Toshiba and GA brought these resources together in 2019, developing a timetable digital twin. Information fed into the model system included data on stations, platforms, gradients and curves, line speeds and junctions (Figure 1). To create a complete digital representation of the route the performance of rolling stock was also included. Network Rail, a stakeholder in this project, contributed key data. 

Figure 1: Toshiba’s plan of action to create a digital twin for Greater Anglia

The six-month process of creating the twin saw many challenges, in that an effective structure for the information needed to be identified and implemented comprehensively for each data eco-system represented within the twin. Creating an overarching structure that effectively represented all sub-systems was a great challenge. Additionally, there were familiar challenges, in particular ensuring the appropriate data was available, that it was of good quality, and that ownership of that data was well understood. 

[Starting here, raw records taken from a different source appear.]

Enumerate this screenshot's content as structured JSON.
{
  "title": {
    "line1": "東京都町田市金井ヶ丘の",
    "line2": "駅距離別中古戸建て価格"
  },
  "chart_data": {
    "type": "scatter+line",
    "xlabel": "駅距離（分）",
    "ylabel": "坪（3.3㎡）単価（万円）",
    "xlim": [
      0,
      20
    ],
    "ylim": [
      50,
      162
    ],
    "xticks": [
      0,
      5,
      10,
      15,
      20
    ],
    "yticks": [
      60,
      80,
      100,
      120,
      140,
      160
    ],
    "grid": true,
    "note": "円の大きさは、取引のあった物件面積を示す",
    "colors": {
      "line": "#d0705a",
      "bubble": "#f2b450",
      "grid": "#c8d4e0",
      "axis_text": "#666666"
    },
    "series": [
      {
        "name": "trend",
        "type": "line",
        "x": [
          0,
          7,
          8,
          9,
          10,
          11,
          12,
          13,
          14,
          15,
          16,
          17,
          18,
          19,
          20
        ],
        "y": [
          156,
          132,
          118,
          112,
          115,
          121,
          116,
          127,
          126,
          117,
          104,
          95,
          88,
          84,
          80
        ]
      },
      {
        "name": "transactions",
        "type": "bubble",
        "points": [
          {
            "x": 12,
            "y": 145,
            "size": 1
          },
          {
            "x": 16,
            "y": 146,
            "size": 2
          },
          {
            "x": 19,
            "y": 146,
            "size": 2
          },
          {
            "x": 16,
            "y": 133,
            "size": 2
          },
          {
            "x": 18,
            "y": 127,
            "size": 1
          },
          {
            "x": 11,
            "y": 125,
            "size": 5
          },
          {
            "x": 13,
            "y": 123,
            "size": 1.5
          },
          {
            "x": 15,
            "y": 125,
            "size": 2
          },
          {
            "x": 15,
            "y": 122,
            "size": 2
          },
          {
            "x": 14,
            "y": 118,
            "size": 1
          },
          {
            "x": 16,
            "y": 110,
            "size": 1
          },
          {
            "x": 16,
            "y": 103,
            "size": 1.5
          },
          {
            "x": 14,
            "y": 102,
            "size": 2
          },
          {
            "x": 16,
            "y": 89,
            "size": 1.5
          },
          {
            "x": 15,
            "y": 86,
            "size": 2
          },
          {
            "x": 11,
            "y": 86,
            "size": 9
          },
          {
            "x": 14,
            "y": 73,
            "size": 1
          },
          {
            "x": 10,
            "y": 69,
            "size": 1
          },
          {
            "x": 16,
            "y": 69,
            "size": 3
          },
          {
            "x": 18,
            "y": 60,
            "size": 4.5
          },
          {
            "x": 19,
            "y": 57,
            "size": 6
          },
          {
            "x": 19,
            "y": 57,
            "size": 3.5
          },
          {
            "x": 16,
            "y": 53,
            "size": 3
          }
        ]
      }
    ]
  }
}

To achieve the new punctuality measures required for CP6, allowances and dwell time were planned into the timetable based on the probability that a train may be delayed at a location along its route rather than just its final destination. The real run-time for each section of the journey was calculated within the digital twin, which represented the physical journey across a range of relevant variables. This took into consideration the geometry of the track, the forces impacting running speed when trains were scheduled to pass one another within a tunnel, loading time at different stations. Bringing all of this together allowed the timetable to be planned based on an comprehensive understanding of the route.

The feasibility study for the twin focussed on making the basic elements of the new timetable robust by eliminating the time-consuming and less skilled aspects of the process away from human planners. The aim of the twin was not to replace the human components in the system, but to free them up to focus on the aspects of the task humans are best at: making decisions and being creative. 

If timetabling or platform conflicts arose when drawing up the new timetable, the digital twin would identify the error. Applied artificial intelligence (AI) within the digital twin enabled resolutions to complex tasks such as platforming or identification of delay-risk profiles along the route. With the insight provided to GA, planners could focus on adding value to the timetable, which was tested and validated by the digital twin system. 

Figure 2: Project timeline

GA consider the trial to have proved the value of this concept with great success, and plan to take the project to the next level by working with Toshiba to map the remaining GA routes by the end of 2019. The digital twin system is expected to be instrumental to any major timetable rewrite in the coming years. 

Toshiba are confident that with the twin in place, it will be possible to use the information for other simulations, and plan to link areas such as crew, rolling stock and depots into future versions of the twin. Going forward, Toshiba and GA anticipate extending this project to write error-free timetables completely from scratch.